Im Endausbau soll die installierte Leistung des Kraftwerks bei etwa 580 MW liegen. Wie alle modernen Kraftwerke dieser Art wird die thermische Energie des Sonnenlichtes nicht direkt dazu verwendet, Wasser zu erhitzen, sondern eine eutektische Salzschmelze aus Natrium- und Kaliumnitrat im Verhältnis 60/40, die die Wärme auch lange nach Dunkelheit speichern soll – bei Noor I erreicht man 3 Stunden, Noor II und III sind auf 3 bis 7 Stunden ausgelegt. Ein Eutektikum ist, sehr vereinfacht ausgedrückt und auf die Gefahr, dass die Chemiker jetzt über mich herfallen, eine Gemisch von Feststoffen in einem ganz bestimmten Verhältnis, dessen Schmelzpunkt niedriger ist als die Schmelzpunkte der Einzelstoffe. Solche Salzschmelzen sind in der Regel chemisch stabil bei hohen Temperaturen und haben eine relativ hohe spezifische Wärmekapazität. Damit eignen sie sich gut als Wärmespeicher. In der chemischen Industrie hat man hin und wieder Salzbadreaktoren zur Kühlung von Prozessen. Das Salz wiederum wird dann mit Wasser gekühlt.
Allerdings sind Salzschmelzen nicht einfach zu handhaben. Pumpen müssen darauf ausgelegt, beim Schweißen besonders auf Vermeidung von zukünftiger Messerlinienkorrosion geachtet werden. Bei Kraftwerken wie Ouarzazate bedient man sich deswegen großer, stationärer Wärmespeicher mit einem angeschlossenen Wasser-/Dampfkreis zur Versorgung der Turbinenanlage und einem von einem von den Parabolrinnen kommenden, einen organischen Wärmeträger führenden Kreis zur Erhitzung der Schmelze.
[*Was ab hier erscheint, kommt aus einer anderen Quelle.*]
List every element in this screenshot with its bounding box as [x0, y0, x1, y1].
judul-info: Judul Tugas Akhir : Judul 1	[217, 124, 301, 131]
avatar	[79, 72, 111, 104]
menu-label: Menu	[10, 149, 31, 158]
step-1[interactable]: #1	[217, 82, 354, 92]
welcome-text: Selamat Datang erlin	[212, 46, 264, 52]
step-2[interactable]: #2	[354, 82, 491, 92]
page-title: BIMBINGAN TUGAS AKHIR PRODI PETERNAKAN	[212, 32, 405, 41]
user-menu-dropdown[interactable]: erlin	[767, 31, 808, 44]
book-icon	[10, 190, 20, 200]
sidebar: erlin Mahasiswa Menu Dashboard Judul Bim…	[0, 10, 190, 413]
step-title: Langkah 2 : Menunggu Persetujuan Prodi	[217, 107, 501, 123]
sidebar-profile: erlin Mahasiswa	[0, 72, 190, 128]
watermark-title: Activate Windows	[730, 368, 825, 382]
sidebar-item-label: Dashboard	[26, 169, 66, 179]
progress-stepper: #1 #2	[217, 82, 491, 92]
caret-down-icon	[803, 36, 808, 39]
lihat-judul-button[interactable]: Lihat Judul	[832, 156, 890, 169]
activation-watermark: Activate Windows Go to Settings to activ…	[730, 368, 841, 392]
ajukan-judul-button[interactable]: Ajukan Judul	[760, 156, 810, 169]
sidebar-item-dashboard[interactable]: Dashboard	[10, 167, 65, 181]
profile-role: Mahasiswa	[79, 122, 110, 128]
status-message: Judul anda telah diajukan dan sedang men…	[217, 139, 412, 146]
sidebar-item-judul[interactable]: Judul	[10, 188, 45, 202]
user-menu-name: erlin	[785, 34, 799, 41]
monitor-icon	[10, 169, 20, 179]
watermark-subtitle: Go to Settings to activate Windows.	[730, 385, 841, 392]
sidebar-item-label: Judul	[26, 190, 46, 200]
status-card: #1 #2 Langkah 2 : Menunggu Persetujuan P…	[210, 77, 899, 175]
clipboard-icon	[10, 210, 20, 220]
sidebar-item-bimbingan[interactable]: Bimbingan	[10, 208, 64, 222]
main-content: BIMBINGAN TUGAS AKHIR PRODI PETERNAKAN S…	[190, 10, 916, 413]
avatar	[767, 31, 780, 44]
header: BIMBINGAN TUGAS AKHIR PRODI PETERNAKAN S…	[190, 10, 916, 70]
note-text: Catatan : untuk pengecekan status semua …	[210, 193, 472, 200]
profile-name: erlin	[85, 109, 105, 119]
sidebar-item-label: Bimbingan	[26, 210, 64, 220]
Man rechnet aufgrund der günstigen Sonneneinstrahlung mit ca. 2.200 Vollaststunden pro Jahr. Das entspräche einem jährlichen Ertrag von 1.270 GWh bei einem Capacity Factor von 25 %. Interessant ist die Verwendung diversitärer Technologie für die Stromerzeugung und Kühlung der Turbinenanlage: Während Noor I konventionell mit Wasser gekühlt wird, soll bei Noor II und Noor III eine trockene Kühltechnik zum Einsatz kommen. Technische Details habe ich dazu aber leider bisher nicht gefunden.

Völlig Klimaneutral und Energieautark wird die Anlage nicht – man rechnet mit einem jährlichen Bedarf von 19 Tonnen Diesel für verschiedene Hilfsmaschinen, vor allem die Zusatzheizung des Salzes. Falls das stimmt und das Kraftwerk jedes Jahr den oben genannten Ertrag liefert entspricht das ca. 67 Gwh pro Tonne Diesel oder 67 kWh pro Gramm.

Die tatsächlichen Projektkosten auszumachen gestaltet sich für mich bisher schwierig. Die englische Wikipedia folgt größtenteils einem Artikel aus dem Guardian, in dem Gesamtkosten von 9 Mrd. US$ genannt werden. Das entspräche spezifischen Installationskosten von rund 15.000 €/kW und erscheint im Vergleich zu anderen Anlagen[1] viel zu hoch. Nicht mal Hinkley Point C wird so viel kosten (hoffentlich). Außerdem finde ich in dem Artikel keine Quelle (mag ich überlesen haben – ich bin für Hinweise dankbar).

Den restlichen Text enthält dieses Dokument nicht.